Latin Link: President Chavez praises Venezuelan players
The 2012 World Series was too brief and anticlimactic, and I know most fans consider it a distant memory. I don’t have a problem with the outcome. The San Francisco Giants played amazing baseball, and I’m man enough to admit that my prediction was a bit flawed. In case you missed the news, though, the event provided a backdrop for some international political showmanship.
With the election on everyone’s mind, President Barack Obama and challenger Mitt Romney were frequently asked which team they favored in the Fall Classic. For reasons not worth discussing, both camps had sympathetic leanings toward the Detroit Tigers, and even Jay Leno was drawn into the hype.

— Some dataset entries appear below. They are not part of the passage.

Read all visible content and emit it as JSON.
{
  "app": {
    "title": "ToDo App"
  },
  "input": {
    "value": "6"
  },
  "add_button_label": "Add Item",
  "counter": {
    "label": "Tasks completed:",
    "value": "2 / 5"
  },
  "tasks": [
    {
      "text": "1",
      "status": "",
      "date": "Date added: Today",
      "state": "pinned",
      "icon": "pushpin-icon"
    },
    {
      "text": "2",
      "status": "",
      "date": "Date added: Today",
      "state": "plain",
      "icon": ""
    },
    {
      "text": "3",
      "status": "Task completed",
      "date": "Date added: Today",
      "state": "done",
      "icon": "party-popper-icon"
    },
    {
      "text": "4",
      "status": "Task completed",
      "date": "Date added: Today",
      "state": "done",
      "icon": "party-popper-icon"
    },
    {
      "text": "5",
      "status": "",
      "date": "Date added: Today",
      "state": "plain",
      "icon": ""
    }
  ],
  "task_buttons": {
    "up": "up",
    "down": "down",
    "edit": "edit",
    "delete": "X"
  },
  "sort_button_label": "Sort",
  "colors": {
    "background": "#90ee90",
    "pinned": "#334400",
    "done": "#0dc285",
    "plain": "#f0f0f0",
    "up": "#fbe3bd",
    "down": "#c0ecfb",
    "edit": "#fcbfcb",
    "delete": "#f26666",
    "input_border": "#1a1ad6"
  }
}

Let’s face it. Neither Obama nor Romney can be considered avid fans of our national pastime. But Hugo Chavez, who recently won another term to govern Venezuela, is a student of the game. His childhood dream was to become a major league pitcher, and at age 57, he still likes to throw around the pelota. So, Chavez was quick to point out that this year’s tournament was a virtual marquee of Venezuelan stars. While native sons Miguel Cabrera, Anibal Sanchez and Omar Infante played well for the Tigers, they were outclassed by Pablo Sandoval, Marco Scutaro and Gregor Blanco of the Giants. Either way, it was a win-win situation for the president, and he wanted everyone to hear about all the success.
“Next year, Obama, you’re going to have to play the World Series in Venezuela,” quipped Chavez, “because there’s Venezuelans all over the place.”

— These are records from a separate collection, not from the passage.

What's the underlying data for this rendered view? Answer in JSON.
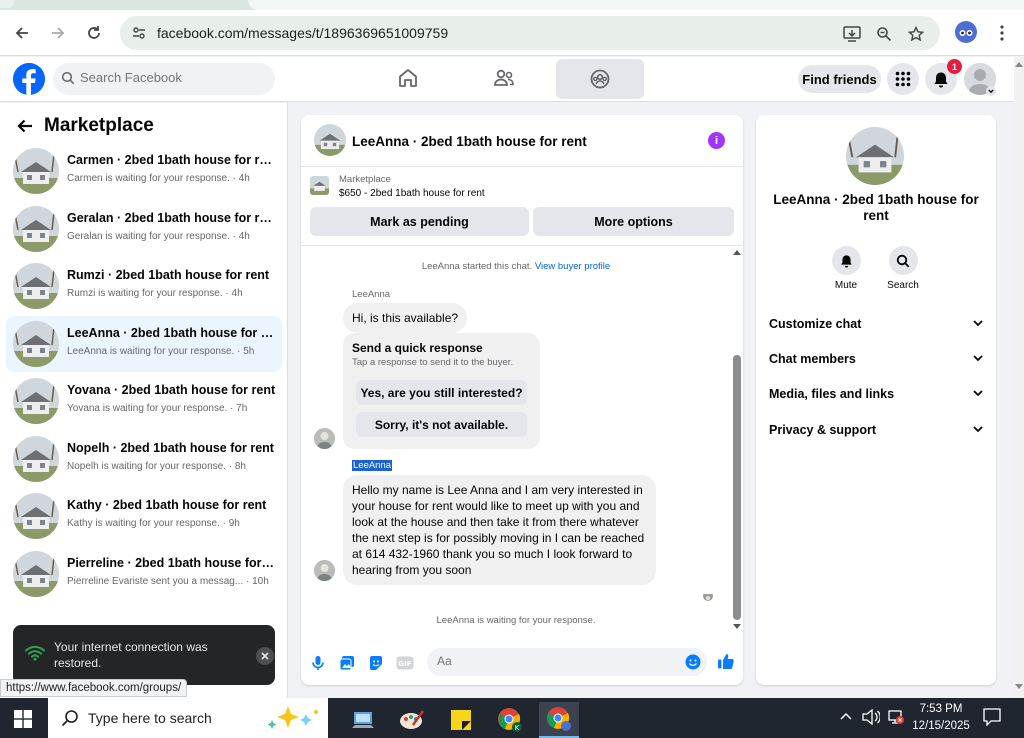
{
  "browser": {
    "url": "facebook.com/messages/t/1896369651009759",
    "status_url": "https://www.facebook.com/groups/"
  },
  "fb_header": {
    "search_placeholder": "Search Facebook",
    "find_friends_label": "Find friends",
    "notification_count": "1"
  },
  "sidebar": {
    "title": "Marketplace",
    "conversations": [
      {
        "name": "Carmen · 2bed 1bath house for rent",
        "preview": "Carmen is waiting for your response. · 4h"
      },
      {
        "name": "Geralan · 2bed 1bath house for rent",
        "preview": "Geralan is waiting for your response. · 4h"
      },
      {
        "name": "Rumzi · 2bed 1bath house for rent",
        "preview": "Rumzi is waiting for your response. · 4h"
      },
      {
        "name": "LeeAnna · 2bed 1bath house for rent",
        "preview": "LeeAnna is waiting for your response. · 5h"
      },
      {
        "name": "Yovana · 2bed 1bath house for rent",
        "preview": "Yovana is waiting for your response. · 7h"
      },
      {
        "name": "Nopelh · 2bed 1bath house for rent",
        "preview": "Nopelh is waiting for your response. · 8h"
      },
      {
        "name": "Kathy · 2bed 1bath house for rent",
        "preview": "Kathy is waiting for your response. · 9h"
      },
      {
        "name": "Pierreline · 2bed 1bath house for r...",
        "preview": "Pierreline Evariste sent you a messag... · 10h"
      }
    ]
  },
  "toast": {
    "message": "Your internet connection was restored."
  },
  "chat": {
    "title": "LeeAnna · 2bed 1bath house for rent",
    "listing_category": "Marketplace",
    "listing_price": "$650 - 2bed 1bath house for rent",
    "mark_pending_label": "Mark as pending",
    "more_options_label": "More options",
    "started_text": "LeeAnna started this chat.",
    "view_profile_link": "View buyer profile",
    "sender_name_1": "LeeAnna",
    "message_1": "Hi, is this available?",
    "quick_title": "Send a quick response",
    "quick_subtitle": "Tap a response to send it to the buyer.",
    "quick_option_1": "Yes, are you still interested?",
    "quick_option_2": "Sorry, it's not available.",
    "sender_name_2": "LeeAnna",
    "message_2": "Hello my name is Lee Anna and I am very interested in your house for rent would like to meet up with you and look at the house and then take it from there whatever the next step is for possibly moving in I can be reached at 614 432-1960 thank you so much I look forward to hearing from you soon",
    "waiting_text": "LeeAnna is waiting for your response.",
    "composer_placeholder": "Aa"
  },
  "right_panel": {
    "name": "LeeAnna · 2bed 1bath house for rent",
    "mute_label": "Mute",
    "search_label": "Search",
    "sections": [
      "Customize chat",
      "Chat members",
      "Media, files and links",
      "Privacy & support"
    ]
  },
  "taskbar": {
    "search_placeholder": "Type here to search",
    "time": "7:53 PM",
    "date": "12/15/2025"
  },
  "colors": {
    "fb_blue": "#0866ff",
    "active_conv_bg": "#ebf5ff",
    "messenger_icons": "#0a7cff",
    "info_purple": "#a334fa",
    "notif_red": "#e41e3f"
  }
}
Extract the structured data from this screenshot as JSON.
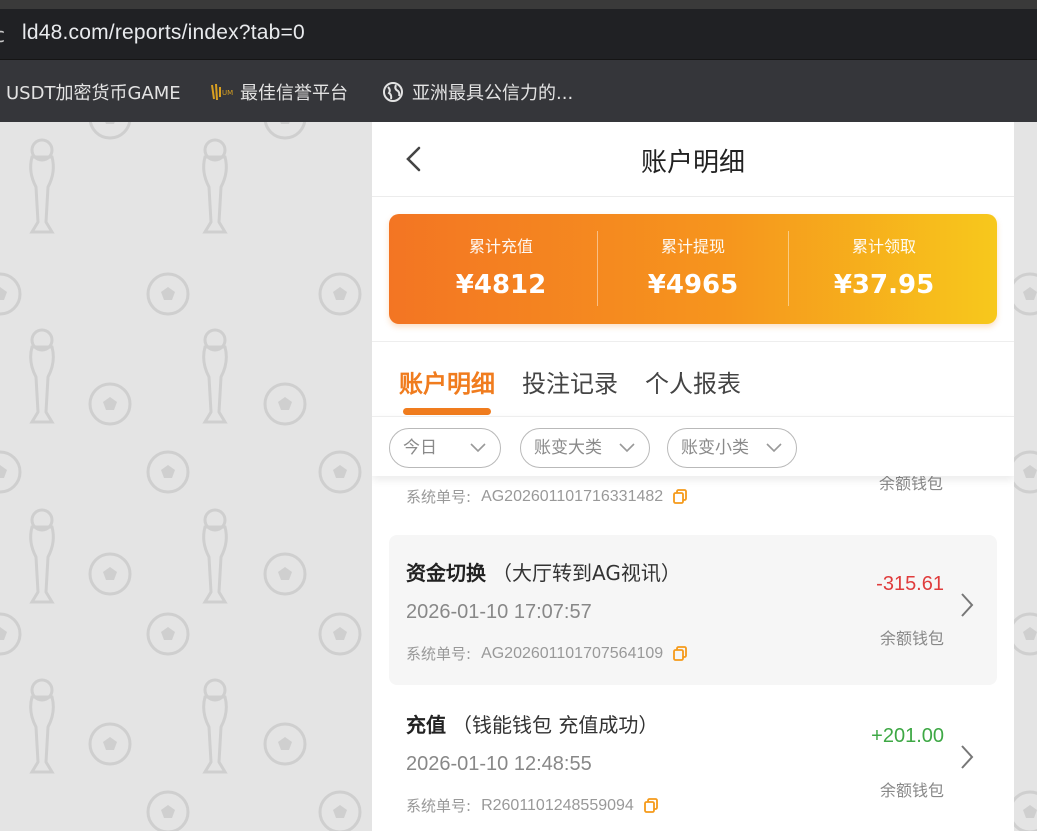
{
  "browser": {
    "url": "ld48.com/reports/index?tab=0",
    "bookmarks": [
      {
        "label": "USDT加密货币GAME",
        "icon": "none"
      },
      {
        "label": "最佳信誉平台",
        "icon": "site-logo-icon"
      },
      {
        "label": "亚洲最具公信力的...",
        "icon": "globe-icon"
      }
    ]
  },
  "header": {
    "title": "账户明细"
  },
  "summary": [
    {
      "label": "累计充值",
      "value": "¥4812"
    },
    {
      "label": "累计提现",
      "value": "¥4965"
    },
    {
      "label": "累计领取",
      "value": "¥37.95"
    }
  ],
  "tabs": [
    {
      "label": "账户明细",
      "active": true
    },
    {
      "label": "投注记录",
      "active": false
    },
    {
      "label": "个人报表",
      "active": false
    }
  ],
  "filters": [
    {
      "label": "今日"
    },
    {
      "label": "账变大类"
    },
    {
      "label": "账变小类"
    }
  ],
  "records": [
    {
      "order_label": "系统单号:",
      "order_no": "AG202601101716331482",
      "wallet": "余额钱包"
    },
    {
      "title": "资金切换",
      "subtitle": "（大厅转到AG视讯）",
      "time": "2026-01-10 17:07:57",
      "order_label": "系统单号:",
      "order_no": "AG202601101707564109",
      "amount": "-315.61",
      "wallet": "余额钱包"
    },
    {
      "title": "充值",
      "subtitle": "（钱能钱包 充值成功）",
      "time": "2026-01-10 12:48:55",
      "order_label": "系统单号:",
      "order_no": "R2601101248559094",
      "amount": "+201.00",
      "wallet": "余额钱包"
    }
  ],
  "colors": {
    "accent": "#f07c1e",
    "negative": "#e03c3c",
    "positive": "#3ea845"
  }
}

Now, my friend Hugo is known to use some salty language toward America and its leaders, but his republic’s success on the ball diamond have put him in a playful mood.
“What would the major leagues do without Venezuelans?” he questioned. “They’d get bored.”

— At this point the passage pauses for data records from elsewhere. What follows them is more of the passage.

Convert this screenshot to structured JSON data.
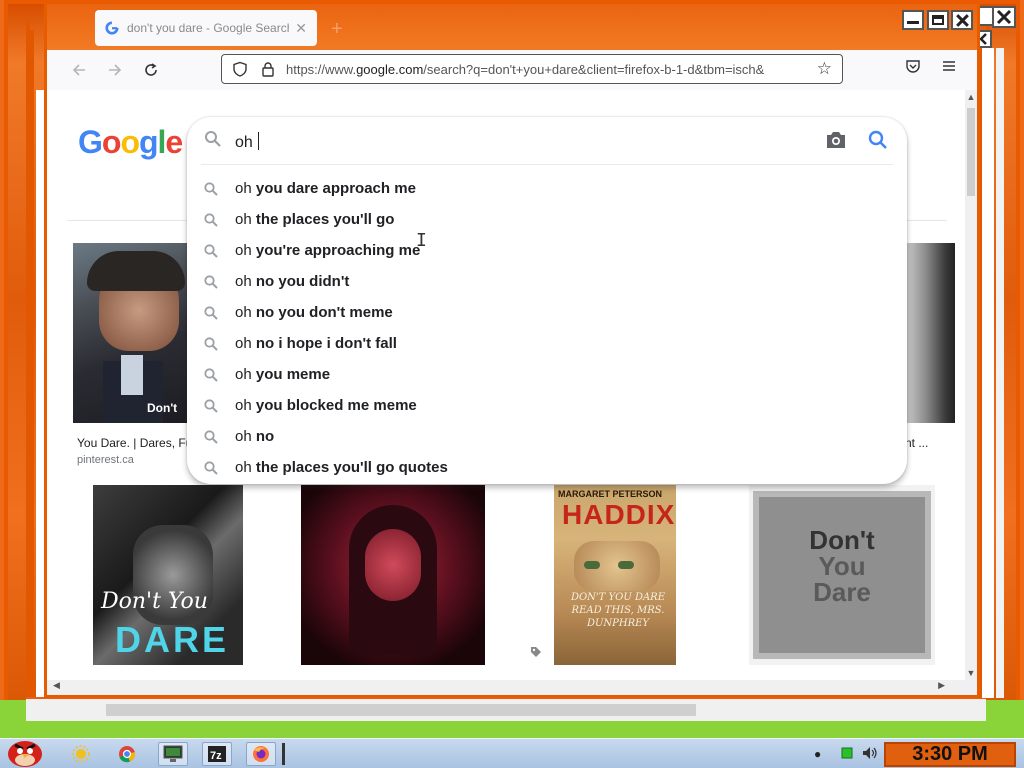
{
  "browser": {
    "tab_title": "don't you dare - Google Search",
    "url_prefix": "https://www.",
    "url_domain": "google.com",
    "url_rest": "/search?q=don't+you+dare&client=firefox-b-1-d&tbm=isch&"
  },
  "google": {
    "logo_letters": [
      "G",
      "o",
      "o",
      "g",
      "l",
      "e"
    ],
    "logo_colors": [
      "#4285f4",
      "#ea4335",
      "#fbbc05",
      "#4285f4",
      "#34a853",
      "#ea4335"
    ]
  },
  "search": {
    "query": "oh "
  },
  "suggestions": [
    {
      "prefix": "oh",
      "bold": "you dare approach me"
    },
    {
      "prefix": "oh",
      "bold": "the places you'll go"
    },
    {
      "prefix": "oh",
      "bold": "you're approaching me"
    },
    {
      "prefix": "oh",
      "bold": "no you didn't"
    },
    {
      "prefix": "oh",
      "bold": "no you don't meme"
    },
    {
      "prefix": "oh",
      "bold": "no i hope i don't fall"
    },
    {
      "prefix": "oh",
      "bold": "you meme"
    },
    {
      "prefix": "oh",
      "bold": "you blocked me meme"
    },
    {
      "prefix": "oh",
      "bold": "no"
    },
    {
      "prefix": "oh",
      "bold": "the places you'll go quotes"
    }
  ],
  "results": {
    "r1_caption": "You Dare. | Dares, Fu",
    "r1_source": "pinterest.ca",
    "r1_overlay": "Don't",
    "r_right_caption": "nt ...",
    "book1_title_a": "Don't You",
    "book1_title_b": "DARE",
    "book3_author_a": "MARGARET PETERSON",
    "book3_author_b": "HADDIX",
    "book3_sub": "DON'T YOU DARE READ THIS, MRS. DUNPHREY",
    "book4_line1": "Don't",
    "book4_line2": "You",
    "book4_line3": "Dare"
  },
  "taskbar": {
    "clock": "3:30 PM"
  }
}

After game two, Chavez got emotional about Sandoval’s three bombs that left the yard.
“Pablo is going down in history,” he tweeted. “Long live Venezuela.”
It’s true Venezuela has the potential to catch up with the Dominican Republic in numbers for Latino supremacy in the game. Unfortunately, most big league organizations have shut down their academies during the 14 years Chavez has been in power. The number of clubs still operating in Venezuela have dropped from a high of 21 in 2002 to only four teams. Furthermore, an “extreme fatigue” rule has been created among major league executives to discourage Venezuelans with high-dollar contracts from playing winter ball in their home country. There are currently 57 players on that list.
General managers cite complicated currency controls and security issues as huge problems in Venezuela. And who can blame them? Venezuela has one of the highest crime rates in Latin America, and the country is leading the hemisphere in kidnappings for ransom. Chavez privately admits that measures must be taken to halt violent crime, although he continues to provide free weapons to the poor in certain sections of Caracas. Publicly, he plays the blame game, accusing neighboring Colombia for most of the violence.
The bottom line is Chavez needs to clean house in Venezuela and create a better climate for his country’s most popular sport. Youth fields are numerous, but are little more than sun-cracked garbage dumps. Where is all the oil money to improve these sites? And where is the security to protect notable professional players when they return home to enjoy life and spend their money? If these athletes are urged by their American employer to not play in the offseason, it deprives Venezuelan fans the enjoyment of watching their heroes in action.
Congratulations on the World Series, President Chavez, but now it’s time to quit joking around. There’s a lot of work to be done if baseball is to prosper on Venezuelan soil. You have six more years to roll up your sleeves and get it done.